For 2014, the top federal estate tax rate is 40%.  The federal exemption amount is up to $5,340,000 ($5,000,000 indexed for inflation) per individual.  That amount is $10,680,000 for a married couple, if each owns at least $5,340,000 in their own name, or if they can take advantage of “portability”.

The New Jersey exemption amount remains at only $675,000.  That means that for couples with assets of over $1,350,000 there can be New Jersey estate tax due on the death of the surviving spouse, even if their assets are well below the federal estate tax threshold.

The New York exemption amount is currently $1,000,000, although Governor Cuomo has proposed raising it to conform with the federal exemption amount.  So under current law in New York, for couples with assets of over $2,000,000 there can be New York estate tax due on the death of the surviving spouse.

There is no “portability” for state estate tax purposes.

In addition to tax considerations, changes in your family situation, such as marriage or divorce, births or deaths, or a change of residence to another state, may call for updating your estate plan documents and your estate plan.

Consider also the use of gifting strategies, life insurance planning, and use of lifetime trusts for both tax and non-tax purposes.

So A Family Member Died and You Can’t Find the Will

By Louis Pashman, Esq.

The general rule is that a will must be executed with certain rather specific requirements.  NJSA 3B:3-1 and 2.  When New Jersey adopted the Uniform Probate Code, however, it adopted the “harmless error” doctrine, NJSA 3B:3-3.  Most states have not adopted that provision.  The statute provides that a writing will be treated as if it complies with the formal requirements of execution if it can be shown by clear and convincing evidence that:

  1. The document presented was intended by the decedent to be his will; or
  2. A complete or partial revocation of a will; or
  3. An addition to or alteration of a will; or
  4. A partial or complete revival of a formerly revoked will or portion of the will.

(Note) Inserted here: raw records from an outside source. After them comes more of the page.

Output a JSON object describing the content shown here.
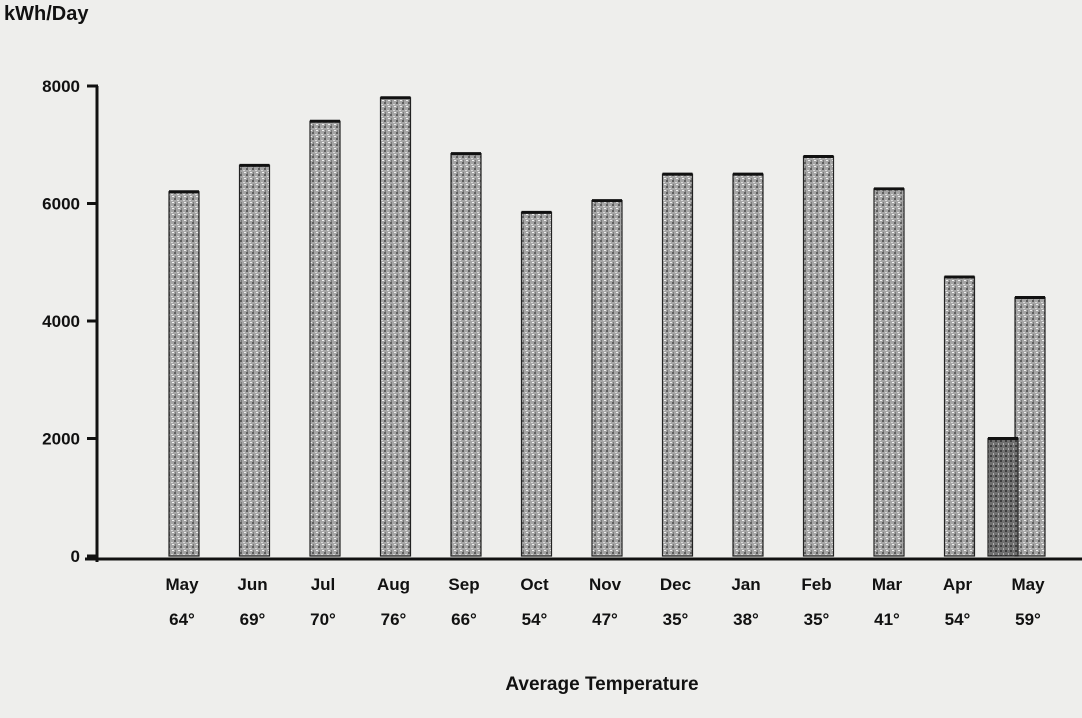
{
  "chart_data": {
    "type": "bar",
    "ylabel": "kWh/Day",
    "xlabel": "Average Temperature",
    "ylim": [
      0,
      8000
    ],
    "yticks": [
      0,
      2000,
      4000,
      6000,
      8000
    ],
    "categories": [
      "May",
      "Jun",
      "Jul",
      "Aug",
      "Sep",
      "Oct",
      "Nov",
      "Dec",
      "Jan",
      "Feb",
      "Mar",
      "Apr",
      "May"
    ],
    "temperatures": [
      "64°",
      "69°",
      "70°",
      "76°",
      "66°",
      "54°",
      "47°",
      "35°",
      "38°",
      "35°",
      "41°",
      "54°",
      "59°"
    ],
    "series": [
      {
        "values": [
          6200,
          6650,
          7400,
          7800,
          6850,
          5850,
          6050,
          6500,
          6500,
          6800,
          6250,
          4750,
          4400
        ]
      }
    ],
    "secondary_bar": {
      "category_index": 12,
      "value": 2000
    },
    "grid": false,
    "colors": {
      "bar": "#9a9a9a",
      "bar_dark": "#6e6e6e",
      "axis": "#111111"
    }
  }
}
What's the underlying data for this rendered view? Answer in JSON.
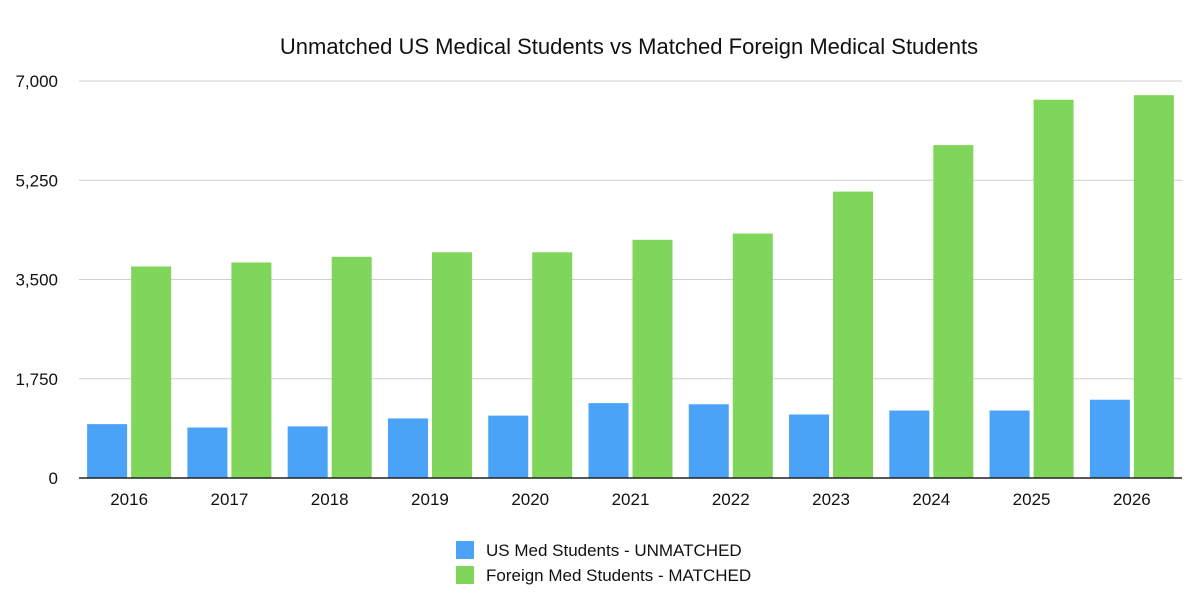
{
  "chart_data": {
    "type": "bar",
    "title": "Unmatched US Medical Students vs Matched Foreign Medical Students",
    "xlabel": "",
    "ylabel": "",
    "categories": [
      "2016",
      "2017",
      "2018",
      "2019",
      "2020",
      "2021",
      "2022",
      "2023",
      "2024",
      "2025",
      "2026"
    ],
    "ylim": [
      0,
      7000
    ],
    "yticks": [
      "0",
      "1,750",
      "3,500",
      "5,250",
      "7,000"
    ],
    "ytick_values": [
      0,
      1750,
      3500,
      5250,
      7000
    ],
    "grid": true,
    "legend_position": "bottom-center",
    "series": [
      {
        "name": "US Med Students - UNMATCHED",
        "color": "#4aa3f7",
        "values": [
          950,
          890,
          910,
          1050,
          1100,
          1320,
          1300,
          1120,
          1190,
          1190,
          1380
        ]
      },
      {
        "name": "Foreign Med Students - MATCHED",
        "color": "#7fd65a",
        "values": [
          3730,
          3800,
          3900,
          3980,
          3980,
          4200,
          4310,
          5050,
          5870,
          6670,
          6750
        ]
      }
    ]
  }
}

In Re Estate of Ehrlich, 427 NJ Super 64 (App. Div. 2012) examined the “harmless error” statute.  That court found that an unexecuted copy of a will could be admitted to probate under the circumstances of that case.  Those circumstances were, it must be noted, compelling.

First, the decedent was himself a lawyer and the copy presented was on formal legal size paper with the decedent’s office name and address printed on each page.  There was a notation in the margin of the first page, in decedent’s handwriting, that the original had been sent to the person named in the document as the executor (that individual predeceased decedent and the original will obviously was never found).  The document was prepared just before decedent was to undergo life-threatening surgery.  Decedent survived the surgery and years later he talked to others about the will and the possibility of revising it.  The primary beneficiary was the only relative with whom decedent had any meaningful relationship.

One of the appellate judges dissented.  He would have held that the statute does not permit admission to probate of an unexecuted document, only a defective will.  The Supreme Court refused to hear the case.

It seems that the lesson to be learned from this is that an unexecuted document can be admitted to probate as a will, but it will not be easy.  The evidence showing that the Ehrlich document met the requirements of NJSA 3B:3-3 was overwhelming .  As the court noted, “the greater the departure from … [NJSA 3B:3-1 and 2] formal requirements the more difficult it will be to satisfy … [NJSA 3B:3-3].”